The implementation of the new rate for the Communication Service Tax (CST), also known as talk tax, is to take effect from September 2020.
The Minister of Finance, Mr Ken Ofori-Atta at the presentation of the 2020 mid-year budget review announced the reduction of the tax from nine per cent to five per cent.
He told Parliament on Thursday that, “In the short term, we will reduce the CST from 9% to 5% to reduce the cost of communication services to the consumer as more and more people work remotely and utilize online services. We will count on the Telcos to match this reduction in the CST by reducing their tariffs. This is important for our youth, entrepreneurs, and the burgeoning FINTEC industry.”
Addressing Ghanaians on Sunday, July 26, 2020, to reiterate plans taken by the government to cushion Ghanaians from the impact of COVID-19, President Nana Akufo-Addo indicated that the move will be rolled out in September.
“The Communication Service Tax has also been reduced from 9 per cent to 5 per cent, effective September 2020.”
Background of CST
The CST was introduced in 2008 at an ad valorem rate of six per cent.
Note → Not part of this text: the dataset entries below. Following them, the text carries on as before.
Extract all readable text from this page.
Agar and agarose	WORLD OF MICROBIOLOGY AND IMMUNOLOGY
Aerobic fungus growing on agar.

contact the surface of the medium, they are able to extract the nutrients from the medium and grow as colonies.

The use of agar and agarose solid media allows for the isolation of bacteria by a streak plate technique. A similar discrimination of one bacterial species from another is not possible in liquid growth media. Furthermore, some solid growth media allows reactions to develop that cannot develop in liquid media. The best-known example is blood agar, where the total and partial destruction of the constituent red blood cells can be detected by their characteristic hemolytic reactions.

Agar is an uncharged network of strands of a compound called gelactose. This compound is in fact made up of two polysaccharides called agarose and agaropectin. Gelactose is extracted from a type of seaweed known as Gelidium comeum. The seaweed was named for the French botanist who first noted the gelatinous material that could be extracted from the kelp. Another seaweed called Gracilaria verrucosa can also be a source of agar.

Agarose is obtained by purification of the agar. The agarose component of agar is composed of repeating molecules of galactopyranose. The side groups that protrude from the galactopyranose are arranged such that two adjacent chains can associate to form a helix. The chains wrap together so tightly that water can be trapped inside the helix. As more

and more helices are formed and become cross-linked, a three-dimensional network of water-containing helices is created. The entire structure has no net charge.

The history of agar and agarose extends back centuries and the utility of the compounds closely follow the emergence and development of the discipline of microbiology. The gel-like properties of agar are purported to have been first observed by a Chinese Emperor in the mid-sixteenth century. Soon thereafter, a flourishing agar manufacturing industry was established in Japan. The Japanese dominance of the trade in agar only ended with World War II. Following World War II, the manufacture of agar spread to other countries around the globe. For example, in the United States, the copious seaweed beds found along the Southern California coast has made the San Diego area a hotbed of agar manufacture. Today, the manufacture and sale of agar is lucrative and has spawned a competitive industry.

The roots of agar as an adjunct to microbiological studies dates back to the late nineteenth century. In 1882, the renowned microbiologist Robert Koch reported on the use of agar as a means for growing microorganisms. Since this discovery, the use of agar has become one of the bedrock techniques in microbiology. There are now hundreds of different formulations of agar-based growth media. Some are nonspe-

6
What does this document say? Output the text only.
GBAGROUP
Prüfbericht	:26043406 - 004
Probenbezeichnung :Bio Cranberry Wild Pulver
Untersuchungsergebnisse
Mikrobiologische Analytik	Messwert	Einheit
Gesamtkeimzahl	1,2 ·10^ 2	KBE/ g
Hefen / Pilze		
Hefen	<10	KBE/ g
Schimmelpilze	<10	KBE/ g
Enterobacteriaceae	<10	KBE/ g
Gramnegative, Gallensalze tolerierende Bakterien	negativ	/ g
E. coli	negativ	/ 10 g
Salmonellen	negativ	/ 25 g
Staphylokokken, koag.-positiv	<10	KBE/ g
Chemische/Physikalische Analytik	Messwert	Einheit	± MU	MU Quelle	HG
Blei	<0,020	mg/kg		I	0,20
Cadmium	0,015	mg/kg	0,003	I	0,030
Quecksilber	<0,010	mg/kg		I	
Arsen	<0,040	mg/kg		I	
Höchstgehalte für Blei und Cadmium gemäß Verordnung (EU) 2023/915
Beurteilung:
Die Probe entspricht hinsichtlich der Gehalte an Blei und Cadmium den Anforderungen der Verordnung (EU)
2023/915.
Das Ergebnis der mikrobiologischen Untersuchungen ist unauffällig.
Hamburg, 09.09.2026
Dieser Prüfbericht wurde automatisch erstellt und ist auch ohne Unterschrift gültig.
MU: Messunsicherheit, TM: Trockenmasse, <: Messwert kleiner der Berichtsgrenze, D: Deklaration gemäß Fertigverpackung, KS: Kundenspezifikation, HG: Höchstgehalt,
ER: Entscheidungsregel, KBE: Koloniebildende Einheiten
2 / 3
The tax is levied on charges payable by consumers for the use of communication services.
In 2018 the tax brought in a total of GH¢420 million, representing a 27.7 per cent increase from the estimated ¢304 million accrued in 2017.
The amount generated from the levy was 4.56 per cent more than the projected ¢401.8 million in the 2018 mid-year budget.
The telcos started charging customers the revised CST from October 1, 2019, after the Minister of Finance, Mr Ken Ofori-Atta, announced an increment in the tax from six to nine per cent in the Supplementary Budget.
The Finance Minister in justifying the increment, had said it was aimed at creating a viable technology ecosystem to among other things identify and combat cybercrime.